This week, I am teaching a writing class with a colleague from school. Six middle school kids who signed up to spend six hours of their summer vacation writing and learning about writing.
I am having so much fun!
As a writer and educator, I am beyond dismayed that we are creating a generation of kids who can craft a formulaic response to a writing prompt, but who hate to write. I often wonder how much of this has to do with the fact that we've sucked all the joy out of writing - fabulous adjectives, lively dialogue and exploded moments are a thing of the past. In their place are dry, prosaic paragraphs responding to queries that interest neither the writer nor the reader. No wonder kids hate writing - and teachers no longer enjoy teaching it.
But this week gives me hope. We have a talented group of kids who politely humor us by listening to what we have to say during the presentation portion, but who want nothing more than to be left alone to write, write and write some more.
And they are talented. One first page nearly brought me to tears today with an incredible juxtaposition of heartbreaking circumstances and a matter-of-fact voice that hardly seemed possible from a student so young. That instinctual combination can't be taught, and I can only imagine the possibilities if this young man continues to write.
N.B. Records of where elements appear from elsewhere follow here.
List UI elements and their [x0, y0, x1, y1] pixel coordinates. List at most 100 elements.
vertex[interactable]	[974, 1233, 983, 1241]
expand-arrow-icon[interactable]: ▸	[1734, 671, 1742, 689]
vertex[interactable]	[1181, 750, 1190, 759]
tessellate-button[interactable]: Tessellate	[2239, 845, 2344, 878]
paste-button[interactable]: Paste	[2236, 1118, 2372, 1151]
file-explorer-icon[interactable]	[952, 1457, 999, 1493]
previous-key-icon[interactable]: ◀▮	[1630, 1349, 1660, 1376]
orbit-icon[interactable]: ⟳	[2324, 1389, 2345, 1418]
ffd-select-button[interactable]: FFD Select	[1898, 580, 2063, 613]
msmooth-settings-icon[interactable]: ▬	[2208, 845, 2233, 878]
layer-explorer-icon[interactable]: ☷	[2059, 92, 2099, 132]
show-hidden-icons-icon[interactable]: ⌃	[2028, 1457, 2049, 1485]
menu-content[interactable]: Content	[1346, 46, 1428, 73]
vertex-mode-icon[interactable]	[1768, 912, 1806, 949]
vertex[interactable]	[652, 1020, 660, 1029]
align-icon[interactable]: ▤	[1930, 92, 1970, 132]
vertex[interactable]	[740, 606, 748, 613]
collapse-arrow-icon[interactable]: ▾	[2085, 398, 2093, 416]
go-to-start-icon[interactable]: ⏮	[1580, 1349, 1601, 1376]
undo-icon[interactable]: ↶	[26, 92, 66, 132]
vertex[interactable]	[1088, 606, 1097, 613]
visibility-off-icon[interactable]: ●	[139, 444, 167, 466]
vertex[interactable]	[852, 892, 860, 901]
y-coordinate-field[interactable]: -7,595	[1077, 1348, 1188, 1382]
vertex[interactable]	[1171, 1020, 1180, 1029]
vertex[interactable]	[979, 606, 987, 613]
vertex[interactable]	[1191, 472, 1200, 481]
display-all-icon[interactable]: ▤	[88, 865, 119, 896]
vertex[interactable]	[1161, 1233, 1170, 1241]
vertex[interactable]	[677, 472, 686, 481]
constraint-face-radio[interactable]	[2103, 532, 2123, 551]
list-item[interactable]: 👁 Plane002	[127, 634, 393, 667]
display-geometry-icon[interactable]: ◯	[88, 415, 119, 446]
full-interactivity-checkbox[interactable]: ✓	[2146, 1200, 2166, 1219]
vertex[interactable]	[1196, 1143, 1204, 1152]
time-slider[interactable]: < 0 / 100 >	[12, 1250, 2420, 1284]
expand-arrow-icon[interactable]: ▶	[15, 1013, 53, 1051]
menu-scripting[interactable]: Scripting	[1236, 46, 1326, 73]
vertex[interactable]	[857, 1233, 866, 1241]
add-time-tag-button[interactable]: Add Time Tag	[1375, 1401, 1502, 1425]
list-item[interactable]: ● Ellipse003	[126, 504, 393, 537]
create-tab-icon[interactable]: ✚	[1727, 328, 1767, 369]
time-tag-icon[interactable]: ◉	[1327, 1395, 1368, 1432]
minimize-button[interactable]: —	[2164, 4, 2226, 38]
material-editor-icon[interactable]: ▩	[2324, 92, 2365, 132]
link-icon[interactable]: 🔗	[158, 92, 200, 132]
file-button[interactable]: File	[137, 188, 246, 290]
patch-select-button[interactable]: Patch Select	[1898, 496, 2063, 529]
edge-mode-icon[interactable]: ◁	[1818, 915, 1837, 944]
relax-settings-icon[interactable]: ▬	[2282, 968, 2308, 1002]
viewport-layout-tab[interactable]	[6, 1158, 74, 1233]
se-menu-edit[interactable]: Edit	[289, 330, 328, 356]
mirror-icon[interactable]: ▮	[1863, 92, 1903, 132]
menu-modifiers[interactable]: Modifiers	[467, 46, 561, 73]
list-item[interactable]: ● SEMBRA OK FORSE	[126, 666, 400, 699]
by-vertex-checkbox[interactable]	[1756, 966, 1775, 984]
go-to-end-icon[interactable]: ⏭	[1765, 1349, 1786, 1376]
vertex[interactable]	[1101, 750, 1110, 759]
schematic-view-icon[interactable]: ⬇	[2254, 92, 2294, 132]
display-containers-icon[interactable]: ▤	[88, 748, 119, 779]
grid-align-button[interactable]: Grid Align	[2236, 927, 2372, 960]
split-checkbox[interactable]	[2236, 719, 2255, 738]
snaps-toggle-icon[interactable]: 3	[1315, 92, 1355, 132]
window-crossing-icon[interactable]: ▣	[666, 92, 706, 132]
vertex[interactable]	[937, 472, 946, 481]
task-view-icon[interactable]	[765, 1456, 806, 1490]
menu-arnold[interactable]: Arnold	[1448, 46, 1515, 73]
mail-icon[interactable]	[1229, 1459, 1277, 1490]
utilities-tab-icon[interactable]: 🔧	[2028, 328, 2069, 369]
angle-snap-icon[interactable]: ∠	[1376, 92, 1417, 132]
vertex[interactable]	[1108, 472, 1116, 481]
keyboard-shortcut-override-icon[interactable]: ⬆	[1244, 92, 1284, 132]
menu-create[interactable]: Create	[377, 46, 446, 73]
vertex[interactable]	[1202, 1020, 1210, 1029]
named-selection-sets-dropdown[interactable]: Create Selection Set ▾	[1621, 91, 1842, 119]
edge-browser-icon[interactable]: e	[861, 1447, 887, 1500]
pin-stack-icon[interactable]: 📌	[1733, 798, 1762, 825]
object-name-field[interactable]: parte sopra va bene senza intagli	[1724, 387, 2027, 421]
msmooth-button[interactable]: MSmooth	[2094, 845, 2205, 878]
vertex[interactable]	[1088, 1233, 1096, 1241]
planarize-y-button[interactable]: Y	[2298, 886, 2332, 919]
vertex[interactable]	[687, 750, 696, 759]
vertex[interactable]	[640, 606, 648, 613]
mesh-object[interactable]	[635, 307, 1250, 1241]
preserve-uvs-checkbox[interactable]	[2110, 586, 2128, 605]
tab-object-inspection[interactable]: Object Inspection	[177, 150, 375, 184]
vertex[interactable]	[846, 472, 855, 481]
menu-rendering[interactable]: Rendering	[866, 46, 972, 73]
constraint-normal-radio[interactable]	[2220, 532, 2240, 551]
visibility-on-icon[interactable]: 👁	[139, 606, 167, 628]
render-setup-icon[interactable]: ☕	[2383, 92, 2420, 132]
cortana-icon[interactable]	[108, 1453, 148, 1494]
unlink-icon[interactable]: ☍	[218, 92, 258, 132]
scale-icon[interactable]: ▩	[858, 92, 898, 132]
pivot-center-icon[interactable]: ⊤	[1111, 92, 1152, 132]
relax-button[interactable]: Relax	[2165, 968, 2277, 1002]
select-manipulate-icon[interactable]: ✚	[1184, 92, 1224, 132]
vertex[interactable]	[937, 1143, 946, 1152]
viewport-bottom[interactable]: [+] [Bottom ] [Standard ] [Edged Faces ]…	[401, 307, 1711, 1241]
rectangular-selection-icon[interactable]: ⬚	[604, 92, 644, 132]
So, if you are reading this, I hope you will do me a favor. If you know a young writer, please encourage him or her. Tell him there's more to writing than college essays and book reports, let her know there's a world of poetry beyond greeting cards. Make sure these kids are aware that there's a creative muscle memory - that just as in sports and music, it takes hours of practice to accomplish the thing that, in the end, looks effortless and that simply by putting words together in a journal, on a page, or on a computer screen, they are toning their creative muscles, even if the end product is not perfect.
Because the only thing that would be better than having these kids back next summer would be if they brought six - or eight, or twelve or twenty - more kids with them. The combination of desire and talent is powerful, and when sprinkled with a fearlessness that allows us to splash words on the page like so many colors, it is the thing that proves we are human, unique and creative, not just data on a page.